Kurt Vonnegut Biography
Kurt Vonnegut was born on November 11, 1922, in Indianapolis where he grew up. He went to Cornell University but left it in 1943 to enlist himself in the US Army. He studied mechanical engineering at the Carnegie Institute of Technology (now Carnegie Mellon University) and the University of Tennessee as a part of his military training. After his training, to fight World War II, he was deployed by the US Army to Europe. During this time, he was captured by the German Army in the Battle of the Bulge and became a prisoner of war. He was interned in a meat locker of a slaughterhouse in Dresden when the Allied bombing occurred, which he survived. After the war, he married Jane Marie Cox, with whom he attended University of Chicago while working for the City News Bureau.

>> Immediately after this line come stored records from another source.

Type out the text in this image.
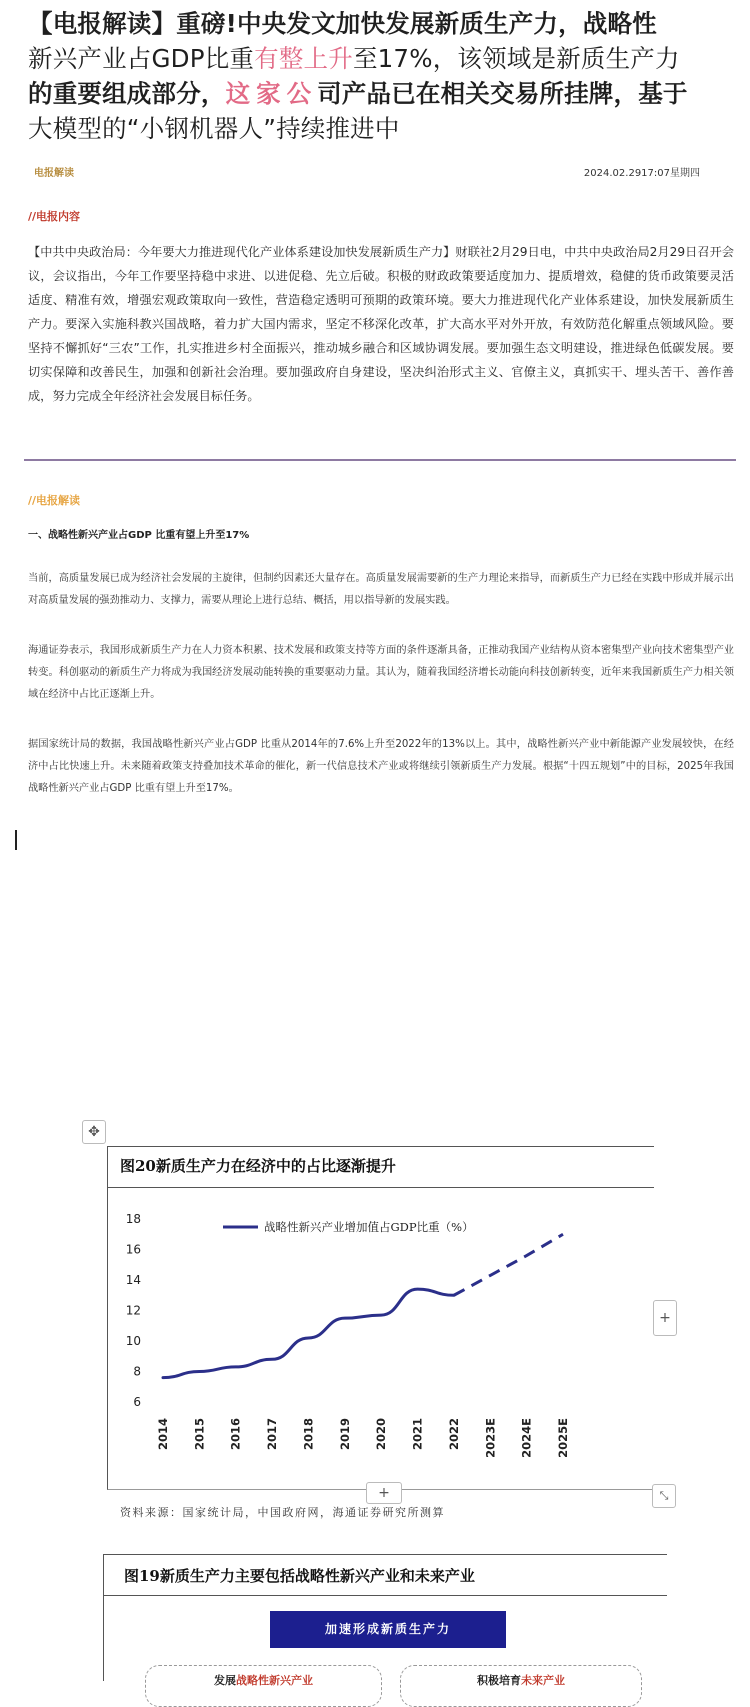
【电报解读】重磅!中央发文加快发展新质生产力，战略性
新兴产业占GDP比重有整上升至17%，该领域是新质生产力
的重要组成部分，这家公司产品已在相关交易所挂牌，基于
大模型的“小钢机器人”持续推进中
电报解读	2024.02.2917:07星期四
//电报内容
【中共中央政治局：今年要大力推进现代化产业体系建设加快发展新质生产力】财联社2月29日电，中共中央政治局2月29日召开会议，会议指出，今年工作要坚持稳中求进、以进促稳、先立后破。积极的财政政策要适度加力、提质增效，稳健的货币政策要灵活适度、精准有效，增强宏观政策取向一致性，营造稳定透明可预期的政策环境。要大力推进现代化产业体系建设，加快发展新质生产力。要深入实施科教兴国战略，着力扩大国内需求，坚定不移深化改革，扩大高水平对外开放，有效防范化解重点领域风险。要坚持不懈抓好“三农”工作，扎实推进乡村全面振兴，推动城乡融合和区域协调发展。要加强生态文明建设，推进绿色低碳发展。要切实保障和改善民生，加强和创新社会治理。要加强政府自身建设，坚决纠治形式主义、官僚主义，真抓实干、埋头苦干、善作善成，努力完成全年经济社会发展目标任务。
//电报解读
一、战略性新兴产业占GDP 比重有望上升至17%
当前，高质量发展已成为经济社会发展的主旋律，但制约因素还大量存在。高质量发展需要新的生产力理论来指导，而新质生产力已经在实践中形成并展示出对高质量发展的强劲推动力、支撑力，需要从理论上进行总结、概括，用以指导新的发展实践。
海通证券表示，我国形成新质生产力在人力资本积累、技术发展和政策支持等方面的条件逐渐具备，正推动我国产业结构从资本密集型产业向技术密集型产业转变。科创驱动的新质生产力将成为我国经济发展动能转换的重要驱动力量。其认为，随着我国经济增长动能向科技创新转变，近年来我国新质生产力相关领域在经济中占比正逐渐上升。
据国家统计局的数据，我国战略性新兴产业占GDP 比重从2014年的7.6%上升至2022年的13%以上。其中，战略性新兴产业中新能源产业发展较快，在经济中占比快速上升。未来随着政策支持叠加技术革命的催化，新一代信息技术产业或将继续引领新质生产力发展。根据“十四五规划”中的目标，2025年我国战略性新兴产业占GDP 比重有望上升至17%。
✥
图20新质生产力在经济中的占比逐渐提升
6
8
10
12
14
16
18
2014 2015 2016 2017 2018 2019 2020 2021 2022 2023E 2024E 2025E
战略性新兴产业增加值占GDP比重（%）
+
+	⤡
资料来源：国家统计局，中国政府网，海通证券研究所测算
图19新质生产力主要包括战略性新兴产业和未来产业
加速形成新质生产力
发展战略性新兴产业	积极培育未来产业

During his career that spanned over 50 years, Vonnegut published 14 novels, three short-story collections, five plays and five nonfiction works. Many other collections of his were published after his death on April 11, 2007. Vonnegut published his first novel, Player Piano, in 1952. Although the novel received positive reception, it was not a commercial success. It was the sixth novel, Slaughterhouse-Five, published in 1969, that rocketed Vonnegut to fame and recognition. The novel resonated with the readers’ despair of the ongoing Vietnam War. Vonnegut became the face of anti-war movements in the US and was invited to deliver lectures and speeches at various political events and rallies. He stopped writing novels altogether in 1971 but with the publication of several satirical books, including Jailbird (1979), Deadeye Dick (1982), Galápagos (1985), Bluebeard (1987) and Hocus Pocus (1990), he regained his popularity.